Articles - Bulletin

Articles - Bulletin

Oak Vines

Oak Vines

    A few weeks ago Bruce and I met up at someone’s home to help them unload some things off of a trailer.  They had recently cleared a small wooded lot and we were unloading some things for that lot.  After we go done we were standing around talking and swatting all the gnats that all the sudden came out of nowhere and seemed to be trying to carry us off.

   Around the perimeter of the lot were a lot of large oak trees that they had left when they cleared the lot.  From a lot of those trees there were vines hanging from them.  I’m not sure the exact name of them or what kind they are.  I call then oak vines but I’m sure that’s wrong.
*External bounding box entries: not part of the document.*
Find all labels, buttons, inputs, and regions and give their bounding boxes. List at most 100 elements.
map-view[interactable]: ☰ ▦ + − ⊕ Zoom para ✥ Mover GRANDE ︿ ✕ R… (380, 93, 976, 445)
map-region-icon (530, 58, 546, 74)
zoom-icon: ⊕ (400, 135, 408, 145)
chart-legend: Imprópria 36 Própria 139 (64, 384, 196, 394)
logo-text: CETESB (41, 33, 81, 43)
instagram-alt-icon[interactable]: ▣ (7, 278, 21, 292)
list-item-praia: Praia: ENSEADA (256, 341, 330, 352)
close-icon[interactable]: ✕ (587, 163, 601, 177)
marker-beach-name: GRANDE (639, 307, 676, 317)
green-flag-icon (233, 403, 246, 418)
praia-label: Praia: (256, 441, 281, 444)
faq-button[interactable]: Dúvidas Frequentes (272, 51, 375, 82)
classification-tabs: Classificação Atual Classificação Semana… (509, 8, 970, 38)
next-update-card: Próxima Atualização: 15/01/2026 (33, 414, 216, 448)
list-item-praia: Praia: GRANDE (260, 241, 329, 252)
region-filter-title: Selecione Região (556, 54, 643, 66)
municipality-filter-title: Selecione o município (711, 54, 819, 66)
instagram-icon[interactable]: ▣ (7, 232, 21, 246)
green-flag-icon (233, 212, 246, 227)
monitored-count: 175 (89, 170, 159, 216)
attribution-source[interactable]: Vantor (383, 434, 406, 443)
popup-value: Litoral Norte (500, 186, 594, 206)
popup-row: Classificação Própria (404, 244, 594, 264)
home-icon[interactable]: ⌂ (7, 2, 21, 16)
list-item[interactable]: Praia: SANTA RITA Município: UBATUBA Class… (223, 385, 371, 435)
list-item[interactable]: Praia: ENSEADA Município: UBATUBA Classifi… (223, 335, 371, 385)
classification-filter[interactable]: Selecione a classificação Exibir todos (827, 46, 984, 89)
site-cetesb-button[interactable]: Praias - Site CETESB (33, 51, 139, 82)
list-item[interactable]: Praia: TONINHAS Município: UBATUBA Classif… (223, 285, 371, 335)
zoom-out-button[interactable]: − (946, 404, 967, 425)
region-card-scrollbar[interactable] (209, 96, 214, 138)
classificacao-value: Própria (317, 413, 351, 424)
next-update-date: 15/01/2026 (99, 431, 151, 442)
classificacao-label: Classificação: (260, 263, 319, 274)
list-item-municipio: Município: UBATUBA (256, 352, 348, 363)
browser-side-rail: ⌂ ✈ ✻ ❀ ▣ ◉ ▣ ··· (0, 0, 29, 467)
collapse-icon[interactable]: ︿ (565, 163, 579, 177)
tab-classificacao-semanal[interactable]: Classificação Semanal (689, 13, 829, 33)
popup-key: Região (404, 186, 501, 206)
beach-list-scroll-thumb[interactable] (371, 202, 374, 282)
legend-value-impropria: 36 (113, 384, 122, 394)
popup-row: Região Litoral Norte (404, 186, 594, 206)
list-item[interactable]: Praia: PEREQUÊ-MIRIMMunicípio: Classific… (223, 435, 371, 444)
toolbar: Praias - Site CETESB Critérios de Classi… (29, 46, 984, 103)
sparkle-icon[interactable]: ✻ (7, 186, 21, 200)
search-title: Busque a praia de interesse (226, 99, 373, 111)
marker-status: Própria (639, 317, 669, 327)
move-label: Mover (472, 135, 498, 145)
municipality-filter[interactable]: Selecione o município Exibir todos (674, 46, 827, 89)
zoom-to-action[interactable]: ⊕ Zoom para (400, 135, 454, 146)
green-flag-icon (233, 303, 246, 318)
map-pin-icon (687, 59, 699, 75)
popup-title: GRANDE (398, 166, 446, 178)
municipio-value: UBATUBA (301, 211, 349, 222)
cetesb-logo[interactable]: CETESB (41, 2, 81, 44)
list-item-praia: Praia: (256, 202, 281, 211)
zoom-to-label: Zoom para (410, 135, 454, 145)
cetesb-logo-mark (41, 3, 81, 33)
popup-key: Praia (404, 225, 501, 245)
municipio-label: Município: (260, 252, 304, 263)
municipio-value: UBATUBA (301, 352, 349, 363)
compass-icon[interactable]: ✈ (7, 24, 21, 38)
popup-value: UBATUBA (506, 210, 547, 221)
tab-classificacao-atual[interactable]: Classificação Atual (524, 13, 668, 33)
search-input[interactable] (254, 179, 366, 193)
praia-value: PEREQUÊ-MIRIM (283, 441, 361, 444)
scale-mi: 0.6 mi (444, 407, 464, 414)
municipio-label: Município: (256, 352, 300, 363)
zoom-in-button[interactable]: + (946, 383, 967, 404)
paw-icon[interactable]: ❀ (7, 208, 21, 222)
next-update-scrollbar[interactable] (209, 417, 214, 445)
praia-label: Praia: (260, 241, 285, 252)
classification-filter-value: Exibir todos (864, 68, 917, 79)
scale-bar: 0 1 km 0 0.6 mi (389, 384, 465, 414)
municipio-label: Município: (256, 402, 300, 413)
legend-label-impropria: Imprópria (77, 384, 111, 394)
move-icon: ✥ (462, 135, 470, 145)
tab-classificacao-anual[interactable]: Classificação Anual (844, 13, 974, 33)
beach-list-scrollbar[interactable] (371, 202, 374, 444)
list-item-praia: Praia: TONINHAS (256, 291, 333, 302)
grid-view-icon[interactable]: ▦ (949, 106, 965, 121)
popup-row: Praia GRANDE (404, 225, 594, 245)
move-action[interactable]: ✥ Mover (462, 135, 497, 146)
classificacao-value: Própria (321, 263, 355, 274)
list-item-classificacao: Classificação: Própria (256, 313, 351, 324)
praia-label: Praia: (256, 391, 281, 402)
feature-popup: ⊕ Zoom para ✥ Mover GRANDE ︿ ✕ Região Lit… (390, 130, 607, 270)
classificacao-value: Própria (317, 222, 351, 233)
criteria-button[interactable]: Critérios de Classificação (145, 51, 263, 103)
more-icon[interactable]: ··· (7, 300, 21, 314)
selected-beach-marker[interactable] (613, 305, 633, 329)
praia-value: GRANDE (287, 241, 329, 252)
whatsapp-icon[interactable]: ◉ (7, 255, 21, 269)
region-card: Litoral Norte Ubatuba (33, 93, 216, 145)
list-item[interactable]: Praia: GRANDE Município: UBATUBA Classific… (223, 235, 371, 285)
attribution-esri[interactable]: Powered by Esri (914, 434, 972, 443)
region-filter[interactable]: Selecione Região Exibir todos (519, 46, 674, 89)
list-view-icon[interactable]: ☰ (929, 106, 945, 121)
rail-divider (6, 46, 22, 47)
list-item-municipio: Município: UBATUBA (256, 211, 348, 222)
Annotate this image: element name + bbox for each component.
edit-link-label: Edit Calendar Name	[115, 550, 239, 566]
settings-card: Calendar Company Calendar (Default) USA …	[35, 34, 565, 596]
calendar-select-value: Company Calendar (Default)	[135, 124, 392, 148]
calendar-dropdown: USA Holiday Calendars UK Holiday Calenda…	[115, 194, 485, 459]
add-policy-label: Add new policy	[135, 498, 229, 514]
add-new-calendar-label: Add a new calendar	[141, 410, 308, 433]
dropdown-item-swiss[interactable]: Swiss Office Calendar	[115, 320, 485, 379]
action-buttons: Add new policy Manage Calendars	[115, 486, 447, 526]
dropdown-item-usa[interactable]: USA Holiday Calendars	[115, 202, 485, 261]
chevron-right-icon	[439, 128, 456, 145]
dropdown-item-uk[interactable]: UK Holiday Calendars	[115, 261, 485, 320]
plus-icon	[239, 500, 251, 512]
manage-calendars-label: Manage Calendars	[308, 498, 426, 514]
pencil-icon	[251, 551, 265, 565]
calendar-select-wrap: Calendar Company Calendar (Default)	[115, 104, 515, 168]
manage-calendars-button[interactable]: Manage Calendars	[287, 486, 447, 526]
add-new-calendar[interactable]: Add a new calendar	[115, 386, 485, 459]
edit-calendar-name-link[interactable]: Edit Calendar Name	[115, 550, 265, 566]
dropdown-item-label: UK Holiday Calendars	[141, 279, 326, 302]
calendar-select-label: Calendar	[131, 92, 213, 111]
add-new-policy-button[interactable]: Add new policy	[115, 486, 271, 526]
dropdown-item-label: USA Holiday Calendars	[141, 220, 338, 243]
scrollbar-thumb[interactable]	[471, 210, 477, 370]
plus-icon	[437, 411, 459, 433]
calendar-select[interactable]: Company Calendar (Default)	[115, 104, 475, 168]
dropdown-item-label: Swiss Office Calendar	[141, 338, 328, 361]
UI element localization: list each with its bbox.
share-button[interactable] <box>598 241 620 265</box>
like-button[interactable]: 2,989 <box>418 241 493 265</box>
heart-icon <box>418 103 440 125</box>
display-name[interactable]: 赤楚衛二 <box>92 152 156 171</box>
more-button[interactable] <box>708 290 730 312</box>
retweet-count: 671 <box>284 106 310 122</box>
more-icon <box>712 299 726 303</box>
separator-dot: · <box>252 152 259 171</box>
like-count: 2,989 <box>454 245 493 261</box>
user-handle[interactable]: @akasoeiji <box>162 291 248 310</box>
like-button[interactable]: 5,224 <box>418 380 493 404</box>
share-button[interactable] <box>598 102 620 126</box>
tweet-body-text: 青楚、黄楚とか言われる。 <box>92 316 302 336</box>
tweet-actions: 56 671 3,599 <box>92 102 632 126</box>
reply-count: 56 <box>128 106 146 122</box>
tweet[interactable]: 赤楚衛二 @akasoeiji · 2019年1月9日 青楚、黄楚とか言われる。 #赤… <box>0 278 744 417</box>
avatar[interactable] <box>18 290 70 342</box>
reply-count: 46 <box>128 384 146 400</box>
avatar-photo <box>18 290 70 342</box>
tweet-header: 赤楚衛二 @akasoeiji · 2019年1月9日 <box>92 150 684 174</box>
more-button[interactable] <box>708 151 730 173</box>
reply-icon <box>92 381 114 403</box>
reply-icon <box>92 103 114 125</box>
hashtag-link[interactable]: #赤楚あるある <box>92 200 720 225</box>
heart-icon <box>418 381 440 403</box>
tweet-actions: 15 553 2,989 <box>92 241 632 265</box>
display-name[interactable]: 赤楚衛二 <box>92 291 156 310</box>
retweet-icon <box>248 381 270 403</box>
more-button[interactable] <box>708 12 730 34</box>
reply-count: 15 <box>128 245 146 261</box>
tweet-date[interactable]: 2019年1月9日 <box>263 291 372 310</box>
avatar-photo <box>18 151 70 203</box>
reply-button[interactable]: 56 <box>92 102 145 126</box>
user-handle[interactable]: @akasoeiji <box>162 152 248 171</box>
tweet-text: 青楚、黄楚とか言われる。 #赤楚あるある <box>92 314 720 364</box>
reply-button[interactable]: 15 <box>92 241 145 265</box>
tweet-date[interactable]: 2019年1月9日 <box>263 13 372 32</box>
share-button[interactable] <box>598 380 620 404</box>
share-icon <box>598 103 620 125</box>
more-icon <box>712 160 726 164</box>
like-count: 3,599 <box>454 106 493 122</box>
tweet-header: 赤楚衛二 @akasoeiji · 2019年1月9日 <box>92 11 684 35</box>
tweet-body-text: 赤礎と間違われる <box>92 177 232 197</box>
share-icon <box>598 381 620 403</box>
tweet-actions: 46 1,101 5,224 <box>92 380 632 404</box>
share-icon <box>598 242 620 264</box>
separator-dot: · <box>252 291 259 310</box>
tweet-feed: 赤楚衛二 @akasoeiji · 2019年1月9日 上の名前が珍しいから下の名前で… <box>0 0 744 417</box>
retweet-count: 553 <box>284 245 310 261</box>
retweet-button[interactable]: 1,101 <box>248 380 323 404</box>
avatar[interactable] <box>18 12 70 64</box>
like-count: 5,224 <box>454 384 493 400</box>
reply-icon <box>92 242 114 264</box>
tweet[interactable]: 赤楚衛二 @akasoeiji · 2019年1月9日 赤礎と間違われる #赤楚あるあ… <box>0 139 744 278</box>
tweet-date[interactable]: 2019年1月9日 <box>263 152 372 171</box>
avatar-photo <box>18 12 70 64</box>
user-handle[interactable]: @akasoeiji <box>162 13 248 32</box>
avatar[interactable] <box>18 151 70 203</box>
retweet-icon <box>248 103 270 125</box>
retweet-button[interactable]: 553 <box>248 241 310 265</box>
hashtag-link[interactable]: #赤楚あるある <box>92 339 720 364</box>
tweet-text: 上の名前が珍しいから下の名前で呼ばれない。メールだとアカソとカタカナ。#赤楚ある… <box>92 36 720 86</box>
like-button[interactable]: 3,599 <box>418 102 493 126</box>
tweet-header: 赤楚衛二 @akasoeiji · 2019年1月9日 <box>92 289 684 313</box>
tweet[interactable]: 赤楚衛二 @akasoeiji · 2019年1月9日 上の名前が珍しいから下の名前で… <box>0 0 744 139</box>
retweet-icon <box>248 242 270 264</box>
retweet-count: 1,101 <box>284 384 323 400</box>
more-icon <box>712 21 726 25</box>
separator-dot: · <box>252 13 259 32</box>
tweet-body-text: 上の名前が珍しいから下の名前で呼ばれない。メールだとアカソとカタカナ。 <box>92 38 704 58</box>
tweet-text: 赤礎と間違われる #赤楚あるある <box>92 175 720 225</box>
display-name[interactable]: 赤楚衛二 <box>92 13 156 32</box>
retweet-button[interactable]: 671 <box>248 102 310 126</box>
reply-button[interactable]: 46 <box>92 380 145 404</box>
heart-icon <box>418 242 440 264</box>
    Most of these vines are only ¼ to ½ inch thick but very long.  Because they’re rather small many of them look like you could just walk up and grab hold with one hand and pull it right out.  I walked over to one and gave it a good pull.  It came down a little bit but then stopped.  I grabbed it with two hands and gave it a good pull.  Nothing... I jumped up as high as I could (not that high) and held on as I put my whole body weight into it and just hung there swinging.

    Bruce came over and we both got a good grip and with both of us putting our full weight into it we finally pulled it out of the tree.  We then began to go around to other vines and attempt the same thing.  Again these are relatively small in size but most of the ones we attempted are still hanging there because the two of us could not get them out. 

    Now many of you have done this very same thing and when you finally do get one out of the tree you know that while it’s one vine at the bottom, up in the tree it’s a bunch of them all twisted up together.  Even when you do get one to release out of the tree rarely do you get 100% of it.  Often times there are remnants left high out of reach.

    I couldn’t help but think those vines are a lot like sin and it’s nature in our lives.  At first glance those vines blend in almost perfectly with the tree and can be hard to spot unless some clearing is done.  Even when they are readily visible hanging there they appear to be harmless, small, easy to manage and deal with.  What has the appearance of a single issue, single vein of temptation, quickly exposes a lot more.

    When you pull on that issue hard enough often times you can get it to budge and for a moment you stand there with your head bowed as everything from that vine falls around you.  It can make a mess and do some damage as it is being ripped out bringing small limbs and bark down with it.  It brings down with 50 other smaller issues that have to be picked up and addressed as well.

    Other times you pull and pull to no avail.  Even with the help of others you try your hardest and it just won’t budge.  It’s so entangled in their lives that it just won’t let go and it’s left hanging there.  While a truck and a rope can do it the damage it does and the mess it makes is greater.

    In the parable of the sower in Mark 4 Jesus explains that the seed that fell among the thorns was choked by the cares of the world and the deceitfulness of riches and the desires for other things.  Peter said in 2 Peter 2 “For whatever overcomes a person, to that he is enslaved.”

    Often times in our lives we allow the things of this world to get entangled within our lives.  We don’t always recognize it nature and grow for a while but a closer look reveals some things that need to be cleared out.  And though at first glance we say it’s not that big the nature of sin proves over and over its deceitful nature and how great of a strong hold it often has.

    “Wretched man that I am!  Who will deliver me from this body of death?  Thanks be to God through Jesus Christ our Lord! So then, I myself serve the law of God with my mind, but with my flesh I serve the law of sin.”